The Public Utilities Regulatory Commission is an independent statutory body established under the Public Utilities Regulatory Commission Act, 1997, (Act 538) to regulate and oversee the provision of utility services in the country.
As part of the Commission's efforts to enhance transparency and accountability to its stakeholders, and as a requirement under Regulation 22 of the Public Utilities Regulatory Commission (Consumer Service) Regulations of 2020 (LI 2413), the Commission has published the Capital Contribution guidelines (CCG), which takes effect from May 1, 2024.
The guidelines provide a framework for the orderly approval, calculation and refund of Capital Contributions paid by customers to utility companies. The Commission expects that the implementation of these guidelines will contribute to an increase in access to electricity and water services through user contributions.
The Commission is of the view that Capital Contribution is one of the means by which a utility company extends connections to enable customers to access the utility’s network services. The connection of new customers to a utility network is paid through several scenarios, including (1) the revenue from the new connection (2) a deposit to support that revenue until it materializes and (3) an upfront financial payment from the customer, known as a Capital Contribution.
The Commission wishes to emphasize that, Rule 2—Application for new service connection under the Electricity Supply and Distribution (Technical and Operational) Rules, 2005 (Li 1816), Sub-rule (7), states that, where with the approval of a supplier a customer finances the development of the supplier’s distribution system, the customer shall, subject to sub-rule (8), be entitled to a 60 percent refund of the investment from the supplier when the supplier subsequently connects other customers to the newly developed part of the distribution system. Under Sub-rule (8), a supplier shall establish and submit in writing to the Public Utilities Regulatory Commission for approval, procedures for making the refund stipulated under Sub-rule (7). The Public Utilities Regulatory Commission may direct the supplier to review its procedures and may approve an acceptable proposed modification to the procedures under Sub-rule (9).
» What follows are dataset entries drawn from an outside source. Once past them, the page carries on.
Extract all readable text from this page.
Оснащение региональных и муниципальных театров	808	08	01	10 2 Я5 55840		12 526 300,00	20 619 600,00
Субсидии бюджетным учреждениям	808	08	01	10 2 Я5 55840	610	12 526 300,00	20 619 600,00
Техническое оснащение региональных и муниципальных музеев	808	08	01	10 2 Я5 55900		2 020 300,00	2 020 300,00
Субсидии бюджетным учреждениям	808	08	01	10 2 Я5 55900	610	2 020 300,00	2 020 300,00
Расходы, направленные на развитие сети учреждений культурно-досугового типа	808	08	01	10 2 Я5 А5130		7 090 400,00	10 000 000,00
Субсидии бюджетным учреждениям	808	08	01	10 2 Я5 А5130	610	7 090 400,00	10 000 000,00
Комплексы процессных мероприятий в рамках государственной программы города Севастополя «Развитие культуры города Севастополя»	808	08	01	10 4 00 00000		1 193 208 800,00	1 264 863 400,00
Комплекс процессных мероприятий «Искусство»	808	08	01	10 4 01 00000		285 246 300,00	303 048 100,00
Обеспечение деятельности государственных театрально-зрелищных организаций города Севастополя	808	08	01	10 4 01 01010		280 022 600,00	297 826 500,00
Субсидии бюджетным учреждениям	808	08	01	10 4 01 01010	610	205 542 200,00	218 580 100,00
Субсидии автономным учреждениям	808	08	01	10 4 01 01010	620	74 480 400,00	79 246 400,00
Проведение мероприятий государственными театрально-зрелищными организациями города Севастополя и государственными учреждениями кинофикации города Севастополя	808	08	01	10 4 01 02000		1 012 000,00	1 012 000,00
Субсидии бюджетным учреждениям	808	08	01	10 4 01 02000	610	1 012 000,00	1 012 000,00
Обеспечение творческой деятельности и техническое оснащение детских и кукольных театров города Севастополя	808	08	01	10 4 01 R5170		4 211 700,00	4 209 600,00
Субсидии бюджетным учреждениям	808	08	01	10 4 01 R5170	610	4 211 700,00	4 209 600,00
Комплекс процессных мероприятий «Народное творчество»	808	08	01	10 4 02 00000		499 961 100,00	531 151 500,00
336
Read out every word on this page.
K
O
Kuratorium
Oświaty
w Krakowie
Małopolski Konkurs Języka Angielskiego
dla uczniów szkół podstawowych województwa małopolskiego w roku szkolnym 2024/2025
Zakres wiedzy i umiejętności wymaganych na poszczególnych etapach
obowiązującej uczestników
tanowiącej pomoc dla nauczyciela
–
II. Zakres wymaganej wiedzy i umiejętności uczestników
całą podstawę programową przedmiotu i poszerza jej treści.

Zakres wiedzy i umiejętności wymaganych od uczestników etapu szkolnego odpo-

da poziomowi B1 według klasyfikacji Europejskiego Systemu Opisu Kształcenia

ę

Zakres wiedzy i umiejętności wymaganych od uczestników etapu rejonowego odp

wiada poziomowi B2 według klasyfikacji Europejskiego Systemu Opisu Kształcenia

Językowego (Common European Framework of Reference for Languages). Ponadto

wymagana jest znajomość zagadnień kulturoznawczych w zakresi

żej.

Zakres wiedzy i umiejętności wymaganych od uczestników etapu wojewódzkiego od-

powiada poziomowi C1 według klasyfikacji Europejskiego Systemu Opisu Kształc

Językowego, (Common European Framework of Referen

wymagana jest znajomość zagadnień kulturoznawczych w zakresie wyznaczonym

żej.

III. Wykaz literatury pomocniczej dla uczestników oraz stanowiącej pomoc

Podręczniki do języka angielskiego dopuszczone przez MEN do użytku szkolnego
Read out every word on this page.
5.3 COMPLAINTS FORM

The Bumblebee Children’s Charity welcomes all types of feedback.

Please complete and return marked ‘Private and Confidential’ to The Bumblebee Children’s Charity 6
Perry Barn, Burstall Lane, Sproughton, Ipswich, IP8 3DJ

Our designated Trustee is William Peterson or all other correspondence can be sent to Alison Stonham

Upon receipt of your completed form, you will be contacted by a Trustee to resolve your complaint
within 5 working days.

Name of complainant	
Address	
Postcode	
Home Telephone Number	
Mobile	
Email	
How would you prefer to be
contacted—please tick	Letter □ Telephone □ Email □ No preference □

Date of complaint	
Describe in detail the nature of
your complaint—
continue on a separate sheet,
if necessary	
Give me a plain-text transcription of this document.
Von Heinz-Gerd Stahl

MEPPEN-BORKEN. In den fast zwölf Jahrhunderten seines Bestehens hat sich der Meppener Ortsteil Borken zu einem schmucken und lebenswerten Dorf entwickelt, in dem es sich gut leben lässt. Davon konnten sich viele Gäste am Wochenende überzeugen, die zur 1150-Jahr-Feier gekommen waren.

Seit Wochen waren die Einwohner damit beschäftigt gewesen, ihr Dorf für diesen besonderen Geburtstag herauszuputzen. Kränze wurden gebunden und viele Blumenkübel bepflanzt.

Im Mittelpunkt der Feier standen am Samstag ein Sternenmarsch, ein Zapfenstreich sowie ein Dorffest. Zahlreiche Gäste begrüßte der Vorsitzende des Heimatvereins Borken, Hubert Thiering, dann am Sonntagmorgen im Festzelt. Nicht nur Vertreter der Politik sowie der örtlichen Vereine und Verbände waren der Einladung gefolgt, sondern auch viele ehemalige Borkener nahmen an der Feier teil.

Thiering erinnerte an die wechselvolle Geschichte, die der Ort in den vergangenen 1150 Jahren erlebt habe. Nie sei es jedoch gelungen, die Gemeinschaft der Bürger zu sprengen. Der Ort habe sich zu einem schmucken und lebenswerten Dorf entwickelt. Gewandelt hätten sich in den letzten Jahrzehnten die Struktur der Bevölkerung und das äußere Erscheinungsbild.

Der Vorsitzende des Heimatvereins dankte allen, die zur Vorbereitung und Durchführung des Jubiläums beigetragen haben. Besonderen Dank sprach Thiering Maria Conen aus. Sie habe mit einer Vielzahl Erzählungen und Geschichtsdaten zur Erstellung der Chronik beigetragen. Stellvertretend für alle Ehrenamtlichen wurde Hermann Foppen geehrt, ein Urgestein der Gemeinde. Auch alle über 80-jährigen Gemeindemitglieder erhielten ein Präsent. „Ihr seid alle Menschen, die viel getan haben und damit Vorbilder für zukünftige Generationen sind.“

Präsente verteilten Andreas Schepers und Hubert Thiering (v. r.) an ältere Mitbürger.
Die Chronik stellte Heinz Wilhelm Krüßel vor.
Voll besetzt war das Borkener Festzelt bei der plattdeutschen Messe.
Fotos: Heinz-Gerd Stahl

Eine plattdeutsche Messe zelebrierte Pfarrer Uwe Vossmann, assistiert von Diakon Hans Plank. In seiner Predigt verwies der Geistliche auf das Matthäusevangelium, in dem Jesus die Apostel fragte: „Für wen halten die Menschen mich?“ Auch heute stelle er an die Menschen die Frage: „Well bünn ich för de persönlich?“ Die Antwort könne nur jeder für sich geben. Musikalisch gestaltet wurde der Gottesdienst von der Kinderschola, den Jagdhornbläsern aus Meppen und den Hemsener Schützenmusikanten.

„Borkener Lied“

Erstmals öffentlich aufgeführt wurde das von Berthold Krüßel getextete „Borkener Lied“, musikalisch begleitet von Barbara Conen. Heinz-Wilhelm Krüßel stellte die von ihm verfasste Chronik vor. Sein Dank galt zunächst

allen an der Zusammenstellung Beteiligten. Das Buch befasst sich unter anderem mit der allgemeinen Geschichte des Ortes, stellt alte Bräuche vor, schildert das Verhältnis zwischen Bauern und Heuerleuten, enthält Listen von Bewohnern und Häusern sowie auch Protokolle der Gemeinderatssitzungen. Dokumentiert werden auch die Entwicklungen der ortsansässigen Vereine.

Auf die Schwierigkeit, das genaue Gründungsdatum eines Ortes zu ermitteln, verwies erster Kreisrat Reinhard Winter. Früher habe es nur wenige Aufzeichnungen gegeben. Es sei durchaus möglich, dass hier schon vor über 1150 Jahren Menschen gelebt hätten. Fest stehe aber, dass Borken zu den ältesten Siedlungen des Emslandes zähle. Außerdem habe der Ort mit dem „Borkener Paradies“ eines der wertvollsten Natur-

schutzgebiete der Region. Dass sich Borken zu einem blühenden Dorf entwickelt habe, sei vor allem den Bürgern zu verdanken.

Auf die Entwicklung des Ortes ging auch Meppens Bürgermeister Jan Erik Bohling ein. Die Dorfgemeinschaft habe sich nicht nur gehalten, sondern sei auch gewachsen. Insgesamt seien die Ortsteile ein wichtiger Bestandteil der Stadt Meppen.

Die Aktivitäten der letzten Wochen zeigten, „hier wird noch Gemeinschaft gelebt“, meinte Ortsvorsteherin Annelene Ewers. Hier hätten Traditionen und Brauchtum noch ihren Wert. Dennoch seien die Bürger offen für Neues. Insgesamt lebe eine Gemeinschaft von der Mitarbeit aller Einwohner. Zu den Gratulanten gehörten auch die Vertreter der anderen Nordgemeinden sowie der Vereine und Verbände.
The Commission has outlined the following application process; a Customer applying for the connection of utility supply by way of Capital Contribution shall complete and submit Form A1 or Form A2 in the Schedule to these Guidelines as applicable, to the utility company. The utility company shall assess the prudency of the investment, calculate the cost of optimally sized assets required and determine the quantum of the Capital Contribution to be paid by the Customer. Within 20 working days of receipt of the application, the utility company shall issue a quotation to the Customer unless the project requires load flow studies or hydraulic analysis, in which case the quotation shall be provided within a reasonable time, not exceeding 2 calendar months. The quotation shall indicate the materials required, the cost of the project, the quantum of the Capital Contribution to be paid by the Customer, the payment method and the validity period of the quotation.
A provision that payment of the refund shall be made by the utility either by cheque or credit to the customer’s utility account, in the proportions stated in the Connection Agreement. However, utility ownership and maintenance of the capital assets, for which the contribution is made, shall be the property of the utility and shall be maintained by the utility.
The Commission encourages stakeholders to take note of the following: that, an application for a Capital Contribution refund shall be made within five years from the completion of the project to qualify for the sixty percent refund. In the event that, the utility company makes no other connection to the newly developed part of the network within the five-year limitation period, the utility company shall pay a discounted refund for connections made after the five-year limitation period. The discounted refund shall be sixty per cent of the depreciated value of the assets and shall be in the form of a one-time payment to the customer.
A dedicated connection to one customer does not however. qualify for a Capital Contribution refund. A connection to the newly developed part of the network, which is illegal shall not qualify the customer for a Capital Contribution refund. In that case, the utility shall disconnect the illegal connection and apply the applicable penalty to the offender under Regulations 37 and 44 of the Public Utilities Regulatory Commission (Consumer Service) Regulations, 2020 (LI 2413). Consumers should however note that, nothing in these guidelines prevents a utility company from declining an application, but the utility must assign reasons for declining an application and inform the Customer of the reasons.